The country has incurred a loss of around Rs100 billion due to a halt in economic activities in the wake of total blackout nationwide, as authorities failed to restore power supply to factories from dawn to dusk on Monday.
The business community flayed the government for the countrywide power failure for the second time in less than three months’ time. They said the full-day power outage has taken place at times when the country is barely taking output at factories due to non-availability of raw material amid high financial crisis in the country.
"Pakistan has recorded an economic loss of around Rs100 billion amid total blackout on Monday," Karachi Chamber of Commerce and Industry (KCCI) former chairman Muhammad Idrees estimated while talking to The Express Tribune.
He said the size of gross domestic product (GDP) stands at Rs38,000 billion at present. “If one divides the GDP amount by 350-day,” he would come to know the per day production amounts at over Rs100 billion a day.
In addition to this, the Federal Board of Revenue (FBR) collects an estimated amount of Rs18-20 billion in taxes every day.
Elaborating, he said he has divided the total GDP side by 350-day, as many industries including textile and entire services sector operate on weekly off days (Sundays) and other holidays as well. They are closed only on a few days like Eid and other Muslim festivals holidays during the year.
He said the economic losses would have been higher than Rs100 billion if industries had operated on a full-scale like it used to be in the previous fiscal year 2022 before the ongoing economic crisis emerged.
He said a section of the textile industry has announced that it alone has booked a loss of Rs7-8 billion due to the power failure during the day. “This indicates the quantum of complete losses by the entire industrial and services sectors stands close to the estimated one.”
Idrees flayed the government for the nationwide second major power failure for 'a full-day' in less than three months.
Following the previous total blackout in October 2022, National Electric Power Regulatory Authority (Nepra) Chairman Tauseef H Farooqi visited Karachi and claimed that they have developed the system that would restore power within two to three-hour if it happens again in the future.
"The power failure took place again on Monday and speculations suggest the restoration work may get completed in two to three days instead of two to three hours as claimed by the Nepra chairman."
Other businessmen said Pakistan was already suffering from business losses due to the non-availability of imported raw material amid foreign exchange crisis in the country.
They said the authorities concerned should work to fix the faltering economy instead of making tall claims. "There are stuck up some 6,000 containers at Karachi Port due to non-availability of finance to the business community and many industrial units are lying closed partially or completely," another businessman said.
He said the central bank has asked businessmen to arrange foreign financing themselves to import goods and buy raw material from international suppliers on a credit of minimum 180-day or more.
He said the solution was not acceptable to the business community, as there were only a few hundred businessmen who can arrange foreign financing themselves and buy raw material on credit.
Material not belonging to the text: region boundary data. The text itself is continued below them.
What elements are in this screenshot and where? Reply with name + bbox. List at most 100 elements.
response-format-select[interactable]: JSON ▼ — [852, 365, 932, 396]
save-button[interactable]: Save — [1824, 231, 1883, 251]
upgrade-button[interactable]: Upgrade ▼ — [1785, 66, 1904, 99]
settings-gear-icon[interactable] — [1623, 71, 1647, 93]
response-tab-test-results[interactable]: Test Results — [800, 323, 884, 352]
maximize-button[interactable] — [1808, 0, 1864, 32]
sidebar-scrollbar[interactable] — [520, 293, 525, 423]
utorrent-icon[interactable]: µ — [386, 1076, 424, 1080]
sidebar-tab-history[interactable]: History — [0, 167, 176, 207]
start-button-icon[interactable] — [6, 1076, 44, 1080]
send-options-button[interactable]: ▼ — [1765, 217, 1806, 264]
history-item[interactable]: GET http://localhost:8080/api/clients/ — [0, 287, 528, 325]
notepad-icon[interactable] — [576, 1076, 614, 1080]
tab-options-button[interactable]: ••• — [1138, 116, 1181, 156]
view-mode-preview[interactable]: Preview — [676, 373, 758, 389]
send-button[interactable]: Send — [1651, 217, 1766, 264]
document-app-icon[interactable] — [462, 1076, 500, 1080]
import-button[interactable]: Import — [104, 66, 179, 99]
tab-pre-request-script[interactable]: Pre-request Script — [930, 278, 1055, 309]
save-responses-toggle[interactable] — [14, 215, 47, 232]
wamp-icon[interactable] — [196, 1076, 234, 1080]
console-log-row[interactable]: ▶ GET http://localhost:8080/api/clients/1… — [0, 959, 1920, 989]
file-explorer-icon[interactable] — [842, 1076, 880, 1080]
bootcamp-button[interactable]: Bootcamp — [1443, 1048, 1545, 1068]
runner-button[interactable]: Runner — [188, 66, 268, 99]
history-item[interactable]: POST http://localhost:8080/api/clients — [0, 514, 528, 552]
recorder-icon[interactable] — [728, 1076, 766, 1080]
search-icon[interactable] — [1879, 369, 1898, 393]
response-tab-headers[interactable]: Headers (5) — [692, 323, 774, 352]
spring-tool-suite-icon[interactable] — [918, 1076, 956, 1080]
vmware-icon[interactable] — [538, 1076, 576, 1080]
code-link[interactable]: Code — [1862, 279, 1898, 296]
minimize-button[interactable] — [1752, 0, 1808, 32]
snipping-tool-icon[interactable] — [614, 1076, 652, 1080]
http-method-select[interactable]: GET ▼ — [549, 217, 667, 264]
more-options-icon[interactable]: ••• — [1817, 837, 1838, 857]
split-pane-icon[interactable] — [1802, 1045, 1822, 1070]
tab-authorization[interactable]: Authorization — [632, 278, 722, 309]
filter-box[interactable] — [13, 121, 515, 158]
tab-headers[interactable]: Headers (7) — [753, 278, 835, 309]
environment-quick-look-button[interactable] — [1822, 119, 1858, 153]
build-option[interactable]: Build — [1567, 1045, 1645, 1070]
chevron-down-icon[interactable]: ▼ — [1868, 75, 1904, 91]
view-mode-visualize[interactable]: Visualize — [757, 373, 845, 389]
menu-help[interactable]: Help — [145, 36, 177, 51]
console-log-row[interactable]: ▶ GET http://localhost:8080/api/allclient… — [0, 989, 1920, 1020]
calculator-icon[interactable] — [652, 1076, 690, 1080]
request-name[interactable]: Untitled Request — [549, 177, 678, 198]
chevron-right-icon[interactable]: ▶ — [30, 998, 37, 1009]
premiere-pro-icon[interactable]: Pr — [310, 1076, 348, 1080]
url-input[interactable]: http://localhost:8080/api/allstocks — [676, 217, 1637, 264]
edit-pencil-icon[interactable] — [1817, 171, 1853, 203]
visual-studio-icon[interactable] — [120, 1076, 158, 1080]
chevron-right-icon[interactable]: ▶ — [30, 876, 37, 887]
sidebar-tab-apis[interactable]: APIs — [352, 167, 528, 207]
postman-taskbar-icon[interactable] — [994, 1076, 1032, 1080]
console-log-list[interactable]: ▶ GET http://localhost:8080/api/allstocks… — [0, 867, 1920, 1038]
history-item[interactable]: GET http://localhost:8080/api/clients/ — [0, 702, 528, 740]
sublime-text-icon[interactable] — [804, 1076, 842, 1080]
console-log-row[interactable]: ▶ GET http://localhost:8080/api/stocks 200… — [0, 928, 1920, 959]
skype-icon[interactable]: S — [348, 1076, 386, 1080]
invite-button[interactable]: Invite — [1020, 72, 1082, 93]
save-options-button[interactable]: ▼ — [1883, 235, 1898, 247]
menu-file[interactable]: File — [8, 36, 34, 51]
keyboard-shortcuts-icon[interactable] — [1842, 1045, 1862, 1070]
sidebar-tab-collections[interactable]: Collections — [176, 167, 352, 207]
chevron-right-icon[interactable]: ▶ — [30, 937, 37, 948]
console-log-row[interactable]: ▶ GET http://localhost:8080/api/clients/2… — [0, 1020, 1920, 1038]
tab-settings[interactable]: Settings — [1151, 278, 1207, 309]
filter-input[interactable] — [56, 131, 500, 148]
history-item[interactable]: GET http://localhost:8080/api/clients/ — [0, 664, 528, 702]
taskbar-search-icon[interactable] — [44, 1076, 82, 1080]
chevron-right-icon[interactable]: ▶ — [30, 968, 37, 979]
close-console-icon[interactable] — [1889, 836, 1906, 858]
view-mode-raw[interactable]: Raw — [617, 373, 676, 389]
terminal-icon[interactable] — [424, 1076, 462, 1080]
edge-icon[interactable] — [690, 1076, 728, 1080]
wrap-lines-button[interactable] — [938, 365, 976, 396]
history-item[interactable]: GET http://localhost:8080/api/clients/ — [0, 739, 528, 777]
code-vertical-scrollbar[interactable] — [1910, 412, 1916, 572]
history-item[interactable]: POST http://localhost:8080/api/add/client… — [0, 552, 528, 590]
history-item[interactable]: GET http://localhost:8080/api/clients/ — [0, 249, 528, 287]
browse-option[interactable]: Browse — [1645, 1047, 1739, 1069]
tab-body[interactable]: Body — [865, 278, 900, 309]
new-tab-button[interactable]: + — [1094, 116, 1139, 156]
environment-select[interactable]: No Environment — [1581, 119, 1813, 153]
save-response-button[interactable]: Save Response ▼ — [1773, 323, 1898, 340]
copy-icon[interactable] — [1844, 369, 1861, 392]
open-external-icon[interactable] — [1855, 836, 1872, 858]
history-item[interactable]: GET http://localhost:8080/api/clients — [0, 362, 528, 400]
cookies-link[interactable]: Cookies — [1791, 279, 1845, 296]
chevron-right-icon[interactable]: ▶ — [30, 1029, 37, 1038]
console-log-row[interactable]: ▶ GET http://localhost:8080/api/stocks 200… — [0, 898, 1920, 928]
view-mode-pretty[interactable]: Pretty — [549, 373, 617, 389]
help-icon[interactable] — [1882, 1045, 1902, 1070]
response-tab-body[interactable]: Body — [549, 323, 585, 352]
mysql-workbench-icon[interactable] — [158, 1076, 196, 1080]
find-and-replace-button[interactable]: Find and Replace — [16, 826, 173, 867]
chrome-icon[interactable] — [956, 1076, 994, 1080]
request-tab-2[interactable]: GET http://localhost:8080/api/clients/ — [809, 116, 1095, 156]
"But what about the rest of the thousands of businessmen who cannot arrange the foreign exchange and completely rely on the central bank and commercial banks' financing for the imports."
He said the situation at ports was because there was no regulator of shipping companies in Pakistan.
He said parliament should discuss and pass the bill in pending for quite a long-time titled 'Logistic Service Provider Regulatory Authority' as soon as possible. The establishment of the authority would help ease business activities in the country.